Service Oriented Innovation

Yes. I took this title from popular software concept of Service Oriented Architecture (SOA). If service is so important that it gets a whole software movement named after it, it surely deserves some innovation.

What triggered this line of thinking was a blog I ran into at Courant’s new hub on innovation: 3 types of innovation in your business (Jeffrey Phillips). The taxonomy represents what I would call Product Oriented Innovation. My Geek side really wanted to call it Object Oriented Innovation. But my Empath subsystem keeps saying “Don’t speak Geek when you are not talking to Geeks.”

The concept of Service Oriented Innovation (SOI) goes back to the middle of the last century. Business consultants then expressed it in the question:

“What business are you in?”

At that time, the industrial revolution was running out of steam (note the old cliché, appropriate for the context). Companies had long focused on the business of making and selling products. They needed to rethink their business model. What some business consultants realized was that the demand for products is usually driven by the demand for the services they provide. And the demand for a specific service lasts longer than the demand for a specific product.

It was sometimes useful for companies to shift the focus from the products they made to the services those products provided. The focus of their innovation shifted:

“How can we make the product better?” (POI) became “What service are we providing and how can we do it better?” (SOI)

You can see what the results would be: Product Oriented Innovation gets you better products. Service Oriented Innovation gets you better services. That can mean different products. Or it can mean a different way of providing the service. Those developments are called disruptive innovation. Especially by those who used to sell the products. I hope some software vendors are listening.

An article in Business Week Online speaks of this concept as Business Model Innovation. But I like to include the service concept because it give you a better idea of where to look.

As a familiar example, take the service of home entertainment. Start in mid-stream. VCRs reach the consumer market. People realize that you can put movies on those video cassettes. They start selling cassettes with movies (product).

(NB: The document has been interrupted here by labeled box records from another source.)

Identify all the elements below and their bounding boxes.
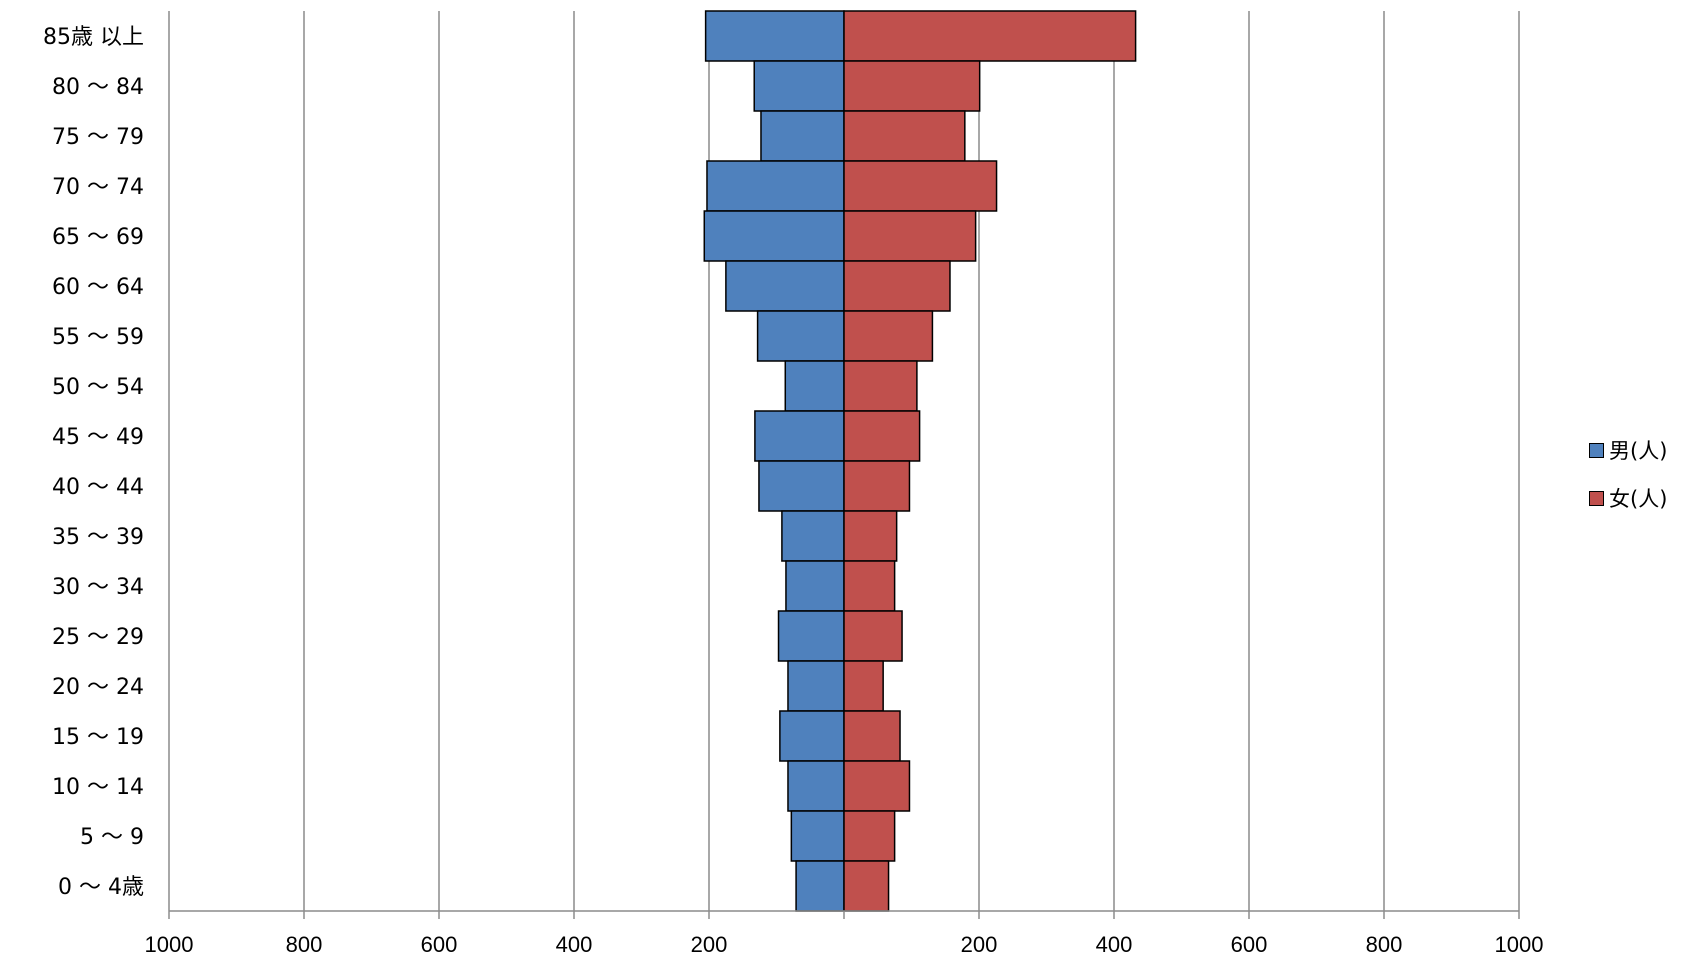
x-tick-label-0: 1000	[145, 932, 194, 956]
bars	[703, 10, 1137, 912]
category-label-6: 55 〜 59	[52, 325, 144, 350]
category-label-8: 45 〜 49	[52, 425, 144, 450]
x-tick-label-8: 600	[1231, 932, 1268, 956]
legend-label-male: 男(人)	[1609, 439, 1668, 463]
bar-female-15	[843, 760, 911, 812]
legend-item-male: 男(人)	[1589, 438, 1679, 463]
bar-female-9	[843, 460, 911, 512]
bar-male-2	[760, 110, 845, 162]
bar-male-14	[779, 710, 845, 762]
bar-male-6	[756, 310, 845, 362]
legend-item-female: 女(人)	[1589, 486, 1679, 511]
bar-male-9	[758, 460, 845, 512]
legend: 男(人) 女(人)	[1589, 438, 1679, 534]
legend-label-female: 女(人)	[1609, 487, 1668, 511]
bar-female-8	[843, 410, 921, 462]
bar-female-1	[843, 60, 981, 112]
category-label-12: 25 〜 29	[52, 625, 144, 650]
x-tick-label-9: 800	[1366, 932, 1403, 956]
bar-female-3	[843, 160, 998, 212]
category-label-1: 80 〜 84	[52, 75, 144, 100]
bar-female-13	[843, 660, 884, 712]
bar-female-5	[843, 260, 951, 312]
legend-swatch-male	[1589, 442, 1604, 458]
bar-male-1	[753, 60, 845, 112]
category-label-2: 75 〜 79	[52, 125, 144, 150]
x-tick-label-1: 800	[286, 932, 323, 956]
category-label-9: 40 〜 44	[52, 475, 144, 500]
category-labels: 85歳 以上 80 〜 84 75 〜 79 70 〜 74 65 〜 69 60 〜 6…	[43, 25, 144, 900]
bar-female-0	[843, 10, 1137, 62]
bar-male-4	[703, 210, 845, 262]
category-label-5: 60 〜 64	[52, 275, 144, 300]
bar-female-6	[843, 310, 934, 362]
category-label-0: 85歳 以上	[43, 25, 144, 50]
bar-male-12	[777, 610, 845, 662]
bar-male-13	[787, 660, 845, 712]
bar-male-0	[704, 10, 845, 62]
bar-female-11	[843, 560, 896, 612]
category-label-17: 0 〜 4歳	[58, 875, 144, 900]
bar-male-3	[706, 160, 845, 212]
category-label-11: 30 〜 34	[52, 575, 144, 600]
category-label-16: 5 〜 9	[80, 825, 144, 850]
legend-swatch-female	[1589, 490, 1604, 506]
x-tick-label-6: 200	[961, 932, 998, 956]
bar-female-17	[843, 860, 890, 912]
bar-female-10	[843, 510, 898, 562]
bar-male-16	[790, 810, 845, 862]
x-tick-label-4: 200	[691, 932, 728, 956]
bar-male-17	[795, 860, 845, 912]
bar-male-15	[787, 760, 845, 812]
category-label-3: 70 〜 74	[52, 175, 144, 200]
bar-female-12	[843, 610, 903, 662]
x-axis: 1000 800 600 400 200 200 400 600 800 1000	[145, 910, 1544, 956]
x-tick-label-2: 600	[421, 932, 458, 956]
bar-male-11	[785, 560, 845, 612]
category-label-15: 10 〜 14	[52, 775, 144, 800]
x-tick-label-3: 400	[556, 932, 593, 956]
x-tick-label-10: 1000	[1495, 932, 1544, 956]
category-label-14: 15 〜 19	[52, 725, 144, 750]
bar-female-14	[843, 710, 901, 762]
bar-female-7	[843, 360, 918, 412]
category-label-10: 35 〜 39	[52, 525, 144, 550]
category-label-13: 20 〜 24	[52, 675, 144, 700]
bar-male-5	[725, 260, 845, 312]
bar-male-10	[781, 510, 845, 562]
bar-male-8	[754, 410, 845, 462]
bar-male-7	[784, 360, 845, 412]
bar-female-16	[843, 810, 896, 862]
bar-female-4	[843, 210, 977, 262]
bar-female-2	[843, 110, 966, 162]
category-label-7: 50 〜 54	[52, 375, 144, 400]
x-tick-label-7: 400	[1096, 932, 1133, 956]
category-label-4: 65 〜 69	[52, 225, 144, 250]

The underlying service, however, is a type of home entertainment. Some people, notably Blockbuster, see that they can provide a similar service at lower cost by renting the tapes. This step disrupts the market for movies on tape. Score one for SOI.

Blockbuster easily adapts to the introduction of the DVD. Similar product. You can distribute it the same way. For SOI, turn to Netflix. Part of the service is aggregation and distribution. Blockbuster does that with stores. But you can mail a DVD. And you can aggregate on the web. Netflix comes out of nowhere and threatens to put Blockbuster out of business. Blockbuster probably calls that disruptive innovation. Score another one for SOI.

But the story continues. Nobody wants a DVD. People want the content it supplies. We all know that the content can be distributed over broadband. In fact, content is already being distributed over broadband, much of it in violation of copyright. But companies can license content and distribute it. In this case, the product (content) is already available. The service will lie in the improved distribution. Somebody will get it right. Probably later this year.

Maybe Netflix and Blockbuster with do it. Otherwise, they will know the power of disruptive innovation. Score another one for SOI. I don’t even know the winning player. But I am sure that the winning focus will be service oriented.